Stormwater Evangelists
The Low Impact Development Center seeks out projects that will most widely and effectively spread the use of LID by landscape architects and others.

By Linda McIntyre

Stormwater Evangelists Walter Calahan

The Low Impact Development Center (LIDC) in Beltsville, Maryland, was a pioneer in developing the sustainable techniques that keep stormwater on site, infiltrate it in place, and use any excess for irrigation or aesthetic features. It has steadily built up a portfolio of more than 200 projects that its staff has designed or on which they have acted as consultants or contractors. But the projects are not just an end in themselves—the center’s true aim is to change the built environment, from urban infrastructure to greenfield development to retail construction, and end reliance on end-of-pipe solutions and centralized controls.

Despite these lofty goals, the center flies under the radar in many respects. It engages in no traditional marketing or advertising, instead working with an established network of like-minded partners and relying on word of mouth and project experience, documented on the web site, to bring in new business. “You don’t always see or recognize our name on stuff,” says landscape architect, engineer, and planner Neil Weinstein, the LIDC’s executive director. “We’re not so good at promoting ourselves, probably because we’re too busy.”

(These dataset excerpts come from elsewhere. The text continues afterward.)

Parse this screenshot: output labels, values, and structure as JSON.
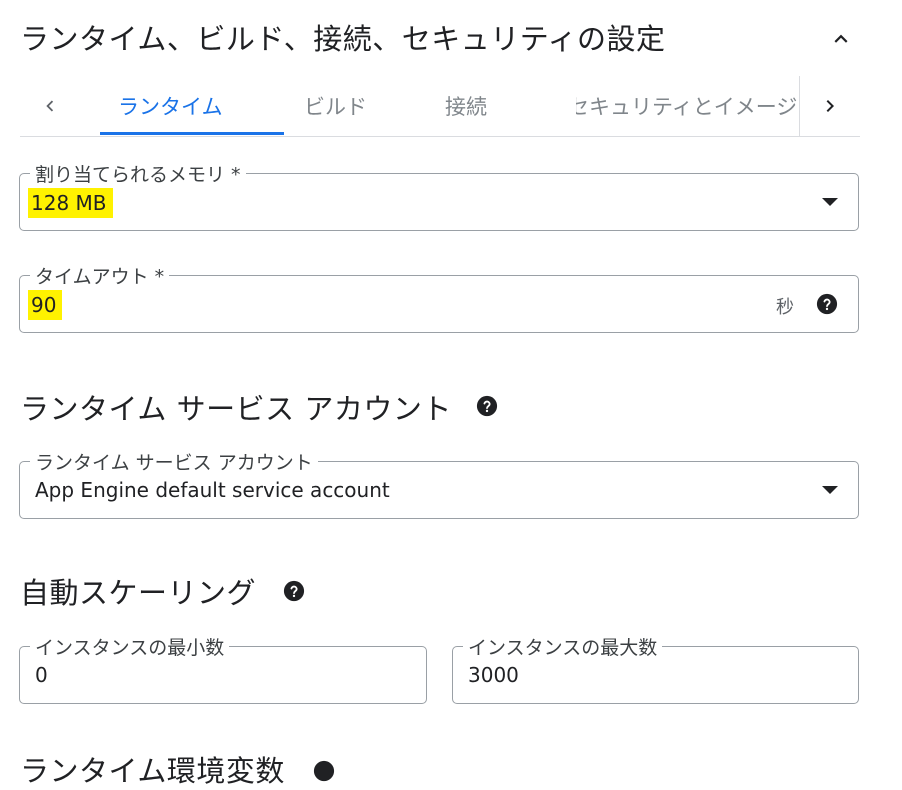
{
  "section": {
    "title": "ランタイム、ビルド、接続、セキュリティの設定"
  },
  "tabs": [
    {
      "label": "ランタイム",
      "active": true
    },
    {
      "label": "ビルド"
    },
    {
      "label": "接続"
    },
    {
      "label": "セキュリティとイメージ"
    }
  ],
  "memory": {
    "label": "割り当てられるメモリ *",
    "value": "128 MB"
  },
  "timeout": {
    "label": "タイムアウト *",
    "value": "90",
    "suffix": "秒"
  },
  "service_account": {
    "heading": "ランタイム サービス アカウント",
    "label": "ランタイム サービス アカウント",
    "value": "App Engine default service account"
  },
  "autoscaling": {
    "heading": "自動スケーリング",
    "min": {
      "label": "インスタンスの最小数",
      "value": "0"
    },
    "max": {
      "label": "インスタンスの最大数",
      "value": "3000"
    }
  },
  "env_vars": {
    "heading": "ランタイム環境変数"
  },
  "colors": {
    "accent": "#1a73e8",
    "highlight": "#fff200",
    "border": "#9aa0a6"
  }
}
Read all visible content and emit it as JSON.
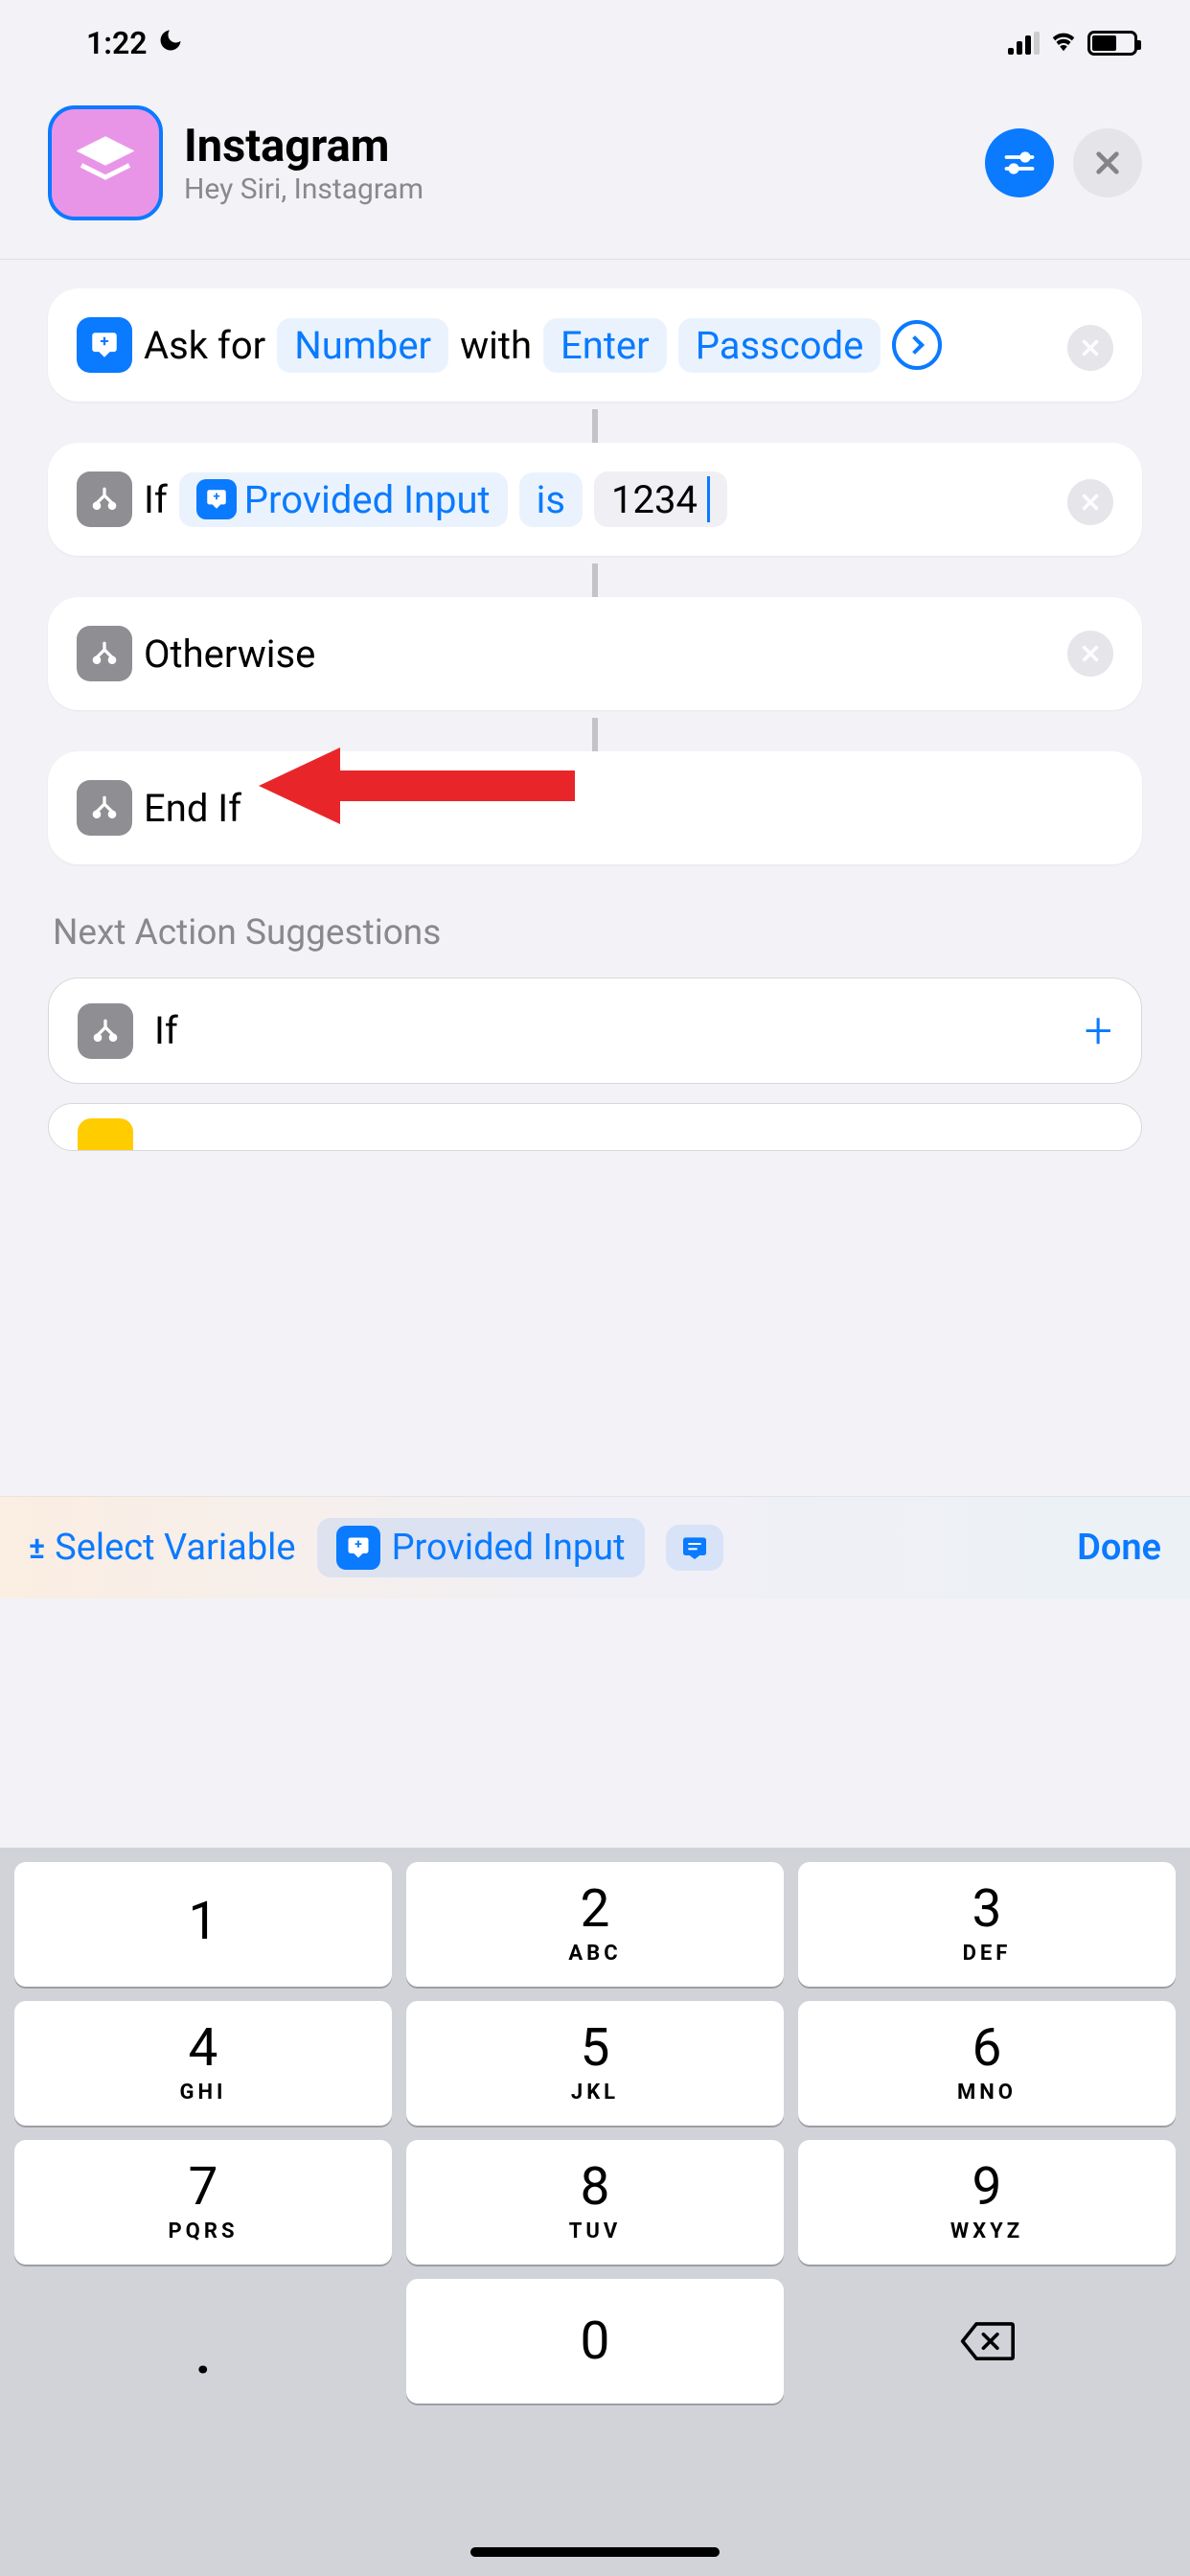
{
  "status": {
    "time": "1:22"
  },
  "header": {
    "title": "Instagram",
    "subtitle": "Hey Siri, Instagram"
  },
  "actions": {
    "ask": {
      "prefix": "Ask for",
      "type": "Number",
      "with": "with",
      "prompt_part1": "Enter",
      "prompt_part2": "Passcode"
    },
    "if": {
      "label": "If",
      "variable": "Provided Input",
      "condition": "is",
      "value": "1234"
    },
    "otherwise": {
      "label": "Otherwise"
    },
    "endif": {
      "label": "End If"
    }
  },
  "suggestions": {
    "title": "Next Action Suggestions",
    "items": [
      {
        "label": "If"
      }
    ]
  },
  "variable_bar": {
    "select": "Select Variable",
    "provided": "Provided Input",
    "done": "Done"
  },
  "keypad": {
    "keys": [
      {
        "num": "1",
        "letters": ""
      },
      {
        "num": "2",
        "letters": "ABC"
      },
      {
        "num": "3",
        "letters": "DEF"
      },
      {
        "num": "4",
        "letters": "GHI"
      },
      {
        "num": "5",
        "letters": "JKL"
      },
      {
        "num": "6",
        "letters": "MNO"
      },
      {
        "num": "7",
        "letters": "PQRS"
      },
      {
        "num": "8",
        "letters": "TUV"
      },
      {
        "num": "9",
        "letters": "WXYZ"
      },
      {
        "num": ".",
        "letters": ""
      },
      {
        "num": "0",
        "letters": ""
      }
    ]
  }
}
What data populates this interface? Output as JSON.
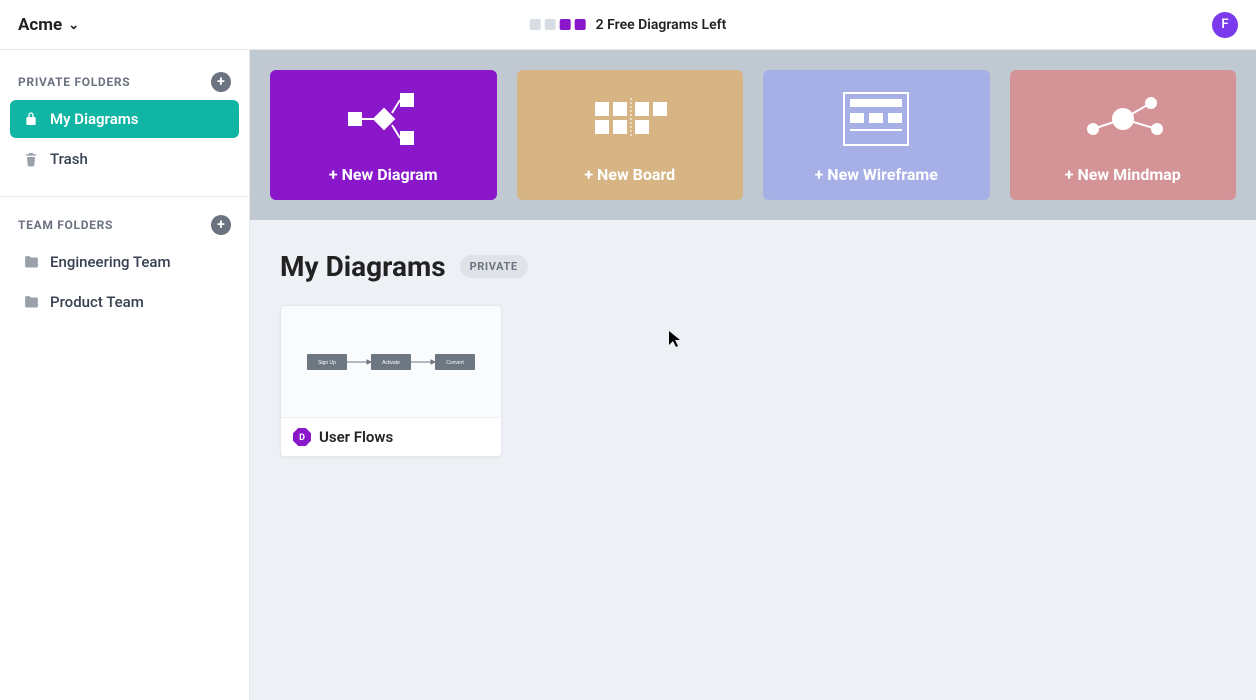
{
  "header": {
    "org_name": "Acme",
    "usage": {
      "used": 2,
      "remaining": 2,
      "label": "2 Free Diagrams Left"
    },
    "avatar_initial": "F"
  },
  "sidebar": {
    "private_section": {
      "title": "PRIVATE FOLDERS",
      "items": [
        {
          "id": "my-diagrams",
          "label": "My Diagrams",
          "icon": "lock-icon",
          "active": true
        },
        {
          "id": "trash",
          "label": "Trash",
          "icon": "trash-icon",
          "active": false
        }
      ]
    },
    "team_section": {
      "title": "TEAM FOLDERS",
      "items": [
        {
          "id": "engineering",
          "label": "Engineering Team",
          "icon": "folder-icon"
        },
        {
          "id": "product",
          "label": "Product Team",
          "icon": "folder-icon"
        }
      ]
    }
  },
  "create_cards": {
    "diagram": {
      "label": "+ New Diagram"
    },
    "board": {
      "label": "+ New Board"
    },
    "wireframe": {
      "label": "+ New Wireframe"
    },
    "mindmap": {
      "label": "+ New Mindmap"
    }
  },
  "page": {
    "title": "My Diagrams",
    "visibility_badge": "PRIVATE"
  },
  "documents": [
    {
      "id": "user-flows",
      "title": "User Flows",
      "type": "diagram",
      "thumb_steps": [
        "Sign Up",
        "Activate",
        "Convert"
      ]
    }
  ],
  "colors": {
    "accent_teal": "#11b5a3",
    "accent_purple": "#8a17c9",
    "card_board": "#d6b483",
    "card_wireframe": "#a6b0e6",
    "card_mindmap": "#d49397"
  }
}
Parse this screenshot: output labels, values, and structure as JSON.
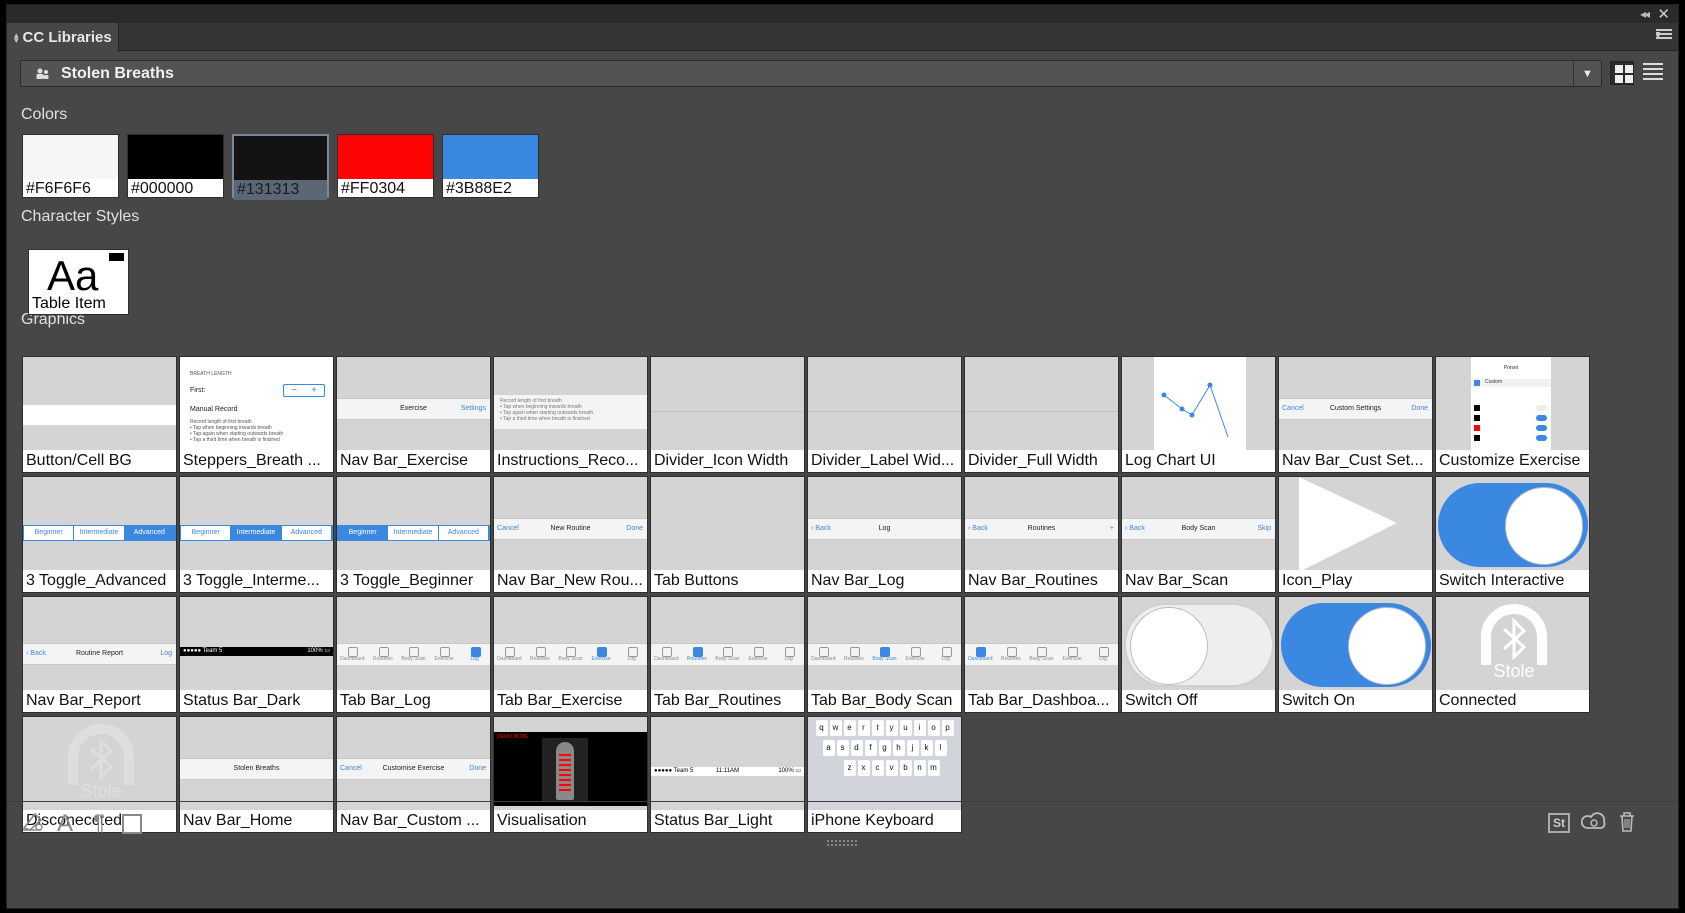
{
  "panel": {
    "tab_label": "CC Libraries",
    "library_name": "Stolen Breaths"
  },
  "sections": {
    "colors": "Colors",
    "character_styles": "Character Styles",
    "graphics": "Graphics"
  },
  "colors": [
    {
      "hex": "#F6F6F6",
      "value": "#F6F6F6"
    },
    {
      "hex": "#000000",
      "value": "#000000"
    },
    {
      "hex": "#131313",
      "value": "#131313",
      "selected": true
    },
    {
      "hex": "#FF0304",
      "value": "#FF0304"
    },
    {
      "hex": "#3B88E2",
      "value": "#3B88E2"
    }
  ],
  "character_styles": [
    {
      "preview": "Aa",
      "name": "Table Item"
    }
  ],
  "graphics": [
    {
      "name": "Button/Cell BG"
    },
    {
      "name": "Steppers_Breath ..."
    },
    {
      "name": "Nav Bar_Exercise"
    },
    {
      "name": "Instructions_Reco..."
    },
    {
      "name": "Divider_Icon Width"
    },
    {
      "name": "Divider_Label Wid..."
    },
    {
      "name": "Divider_Full Width"
    },
    {
      "name": "Log Chart UI"
    },
    {
      "name": "Nav Bar_Cust Set..."
    },
    {
      "name": "Customize Exercise"
    },
    {
      "name": "3 Toggle_Advanced"
    },
    {
      "name": "3 Toggle_Interme..."
    },
    {
      "name": "3 Toggle_Beginner"
    },
    {
      "name": "Nav Bar_New Rou..."
    },
    {
      "name": "Tab Buttons"
    },
    {
      "name": "Nav Bar_Log"
    },
    {
      "name": "Nav Bar_Routines"
    },
    {
      "name": "Nav Bar_Scan"
    },
    {
      "name": "Icon_Play"
    },
    {
      "name": "Switch Interactive"
    },
    {
      "name": "Nav Bar_Report"
    },
    {
      "name": "Status Bar_Dark"
    },
    {
      "name": "Tab Bar_Log"
    },
    {
      "name": "Tab Bar_Exercise"
    },
    {
      "name": "Tab Bar_Routines"
    },
    {
      "name": "Tab Bar_Body Scan"
    },
    {
      "name": "Tab Bar_Dashboa..."
    },
    {
      "name": "Switch Off"
    },
    {
      "name": "Switch On"
    },
    {
      "name": "Connected"
    },
    {
      "name": "Disconeccted"
    },
    {
      "name": "Nav Bar_Home"
    },
    {
      "name": "Nav Bar_Custom ..."
    },
    {
      "name": "Visualisation"
    },
    {
      "name": "Status Bar_Light"
    },
    {
      "name": "iPhone Keyboard"
    }
  ],
  "thumb_text": {
    "breath_length": "BREATH LENGTH",
    "first": "First:",
    "manual_record": "Manual Record",
    "record_note": "Record length of first breath",
    "tip1": "• Tap when beginning inwards breath",
    "tip2": "• Tap again when starting outwards breath",
    "tip3": "• Tap a third time when breath is finished",
    "exercise": "Exercise",
    "settings": "Settings",
    "cancel": "Cancel",
    "custom_settings": "Custom Settings",
    "done": "Done",
    "beginner": "Beginner",
    "intermediate": "Intermediate",
    "advanced": "Advanced",
    "new_routine": "New Routine",
    "back": "Back",
    "log": "Log",
    "routines": "Routines",
    "body_scan": "Body Scan",
    "skip": "Skip",
    "routine_report": "Routine Report",
    "stolen_breaths": "Stolen Breaths",
    "customise_exercise": "Customise Exercise",
    "stole": "Stole",
    "preset": "Preset",
    "custom": "Custom",
    "team": "Team 5",
    "time": "11:11AM",
    "battery": "100%",
    "tabs": [
      "Dashboard",
      "Routines",
      "Body Scan",
      "Exercise",
      "Log"
    ],
    "kb_row1": [
      "q",
      "w",
      "e",
      "r",
      "t",
      "y",
      "u",
      "i",
      "o",
      "p"
    ],
    "kb_row2": [
      "a",
      "s",
      "d",
      "f",
      "g",
      "h",
      "j",
      "k",
      "l"
    ],
    "kb_row3": [
      "z",
      "x",
      "c",
      "v",
      "b",
      "n",
      "m"
    ]
  },
  "footer": {
    "stock_label": "St"
  }
}
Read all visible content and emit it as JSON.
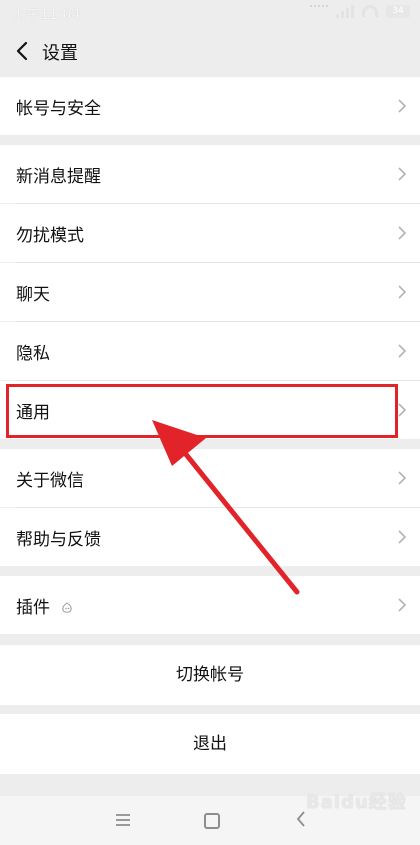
{
  "status": {
    "time": "上午11:04",
    "battery": "34"
  },
  "header": {
    "title": "设置"
  },
  "rows": [
    {
      "label": "帐号与安全"
    },
    {
      "label": "新消息提醒"
    },
    {
      "label": "勿扰模式"
    },
    {
      "label": "聊天"
    },
    {
      "label": "隐私"
    },
    {
      "label": "通用"
    },
    {
      "label": "关于微信"
    },
    {
      "label": "帮助与反馈"
    },
    {
      "label": "插件"
    }
  ],
  "actions": {
    "switch_account": "切换帐号",
    "logout": "退出"
  },
  "watermark": "Baidu经验",
  "colors": {
    "highlight": "#e2232a",
    "background": "#ededed"
  }
}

Comprising only seven staff, the LIDC is known to many stormwater mavens across the nation as a leading source of expertise and information accumulated by working with a wide range of partners, from federal, state, and local government agencies to nonprofit environmental groups to private firms. “We want to work with groups and institutions to incorporate [LID] into their standard operations,” says Weinstein. “So we’ve worked on a lot of pilot projects, where we learned how to construct things and the benefits of different approaches.” These aren’t intended as one-off efforts: The projects themselves, by working well, contributing data, and looking good, sell the techniques, and the center’s partners use their experience in other projects in their day-to-day practices.

It’s not your standard design or multidisciplinary firm. But the small and nimble operation, comprising engineers and scientists as well as landscape architects, could serve as a model for others interested in establishing a practice able to adapt to a variety of project types and sizes. More traditional landscape architects can also draw on the center’s experience—the LIDC has made a lot of user-friendly information, in the form of design templates and manuals, technical specifications, and analyses, available free of charge on its web site.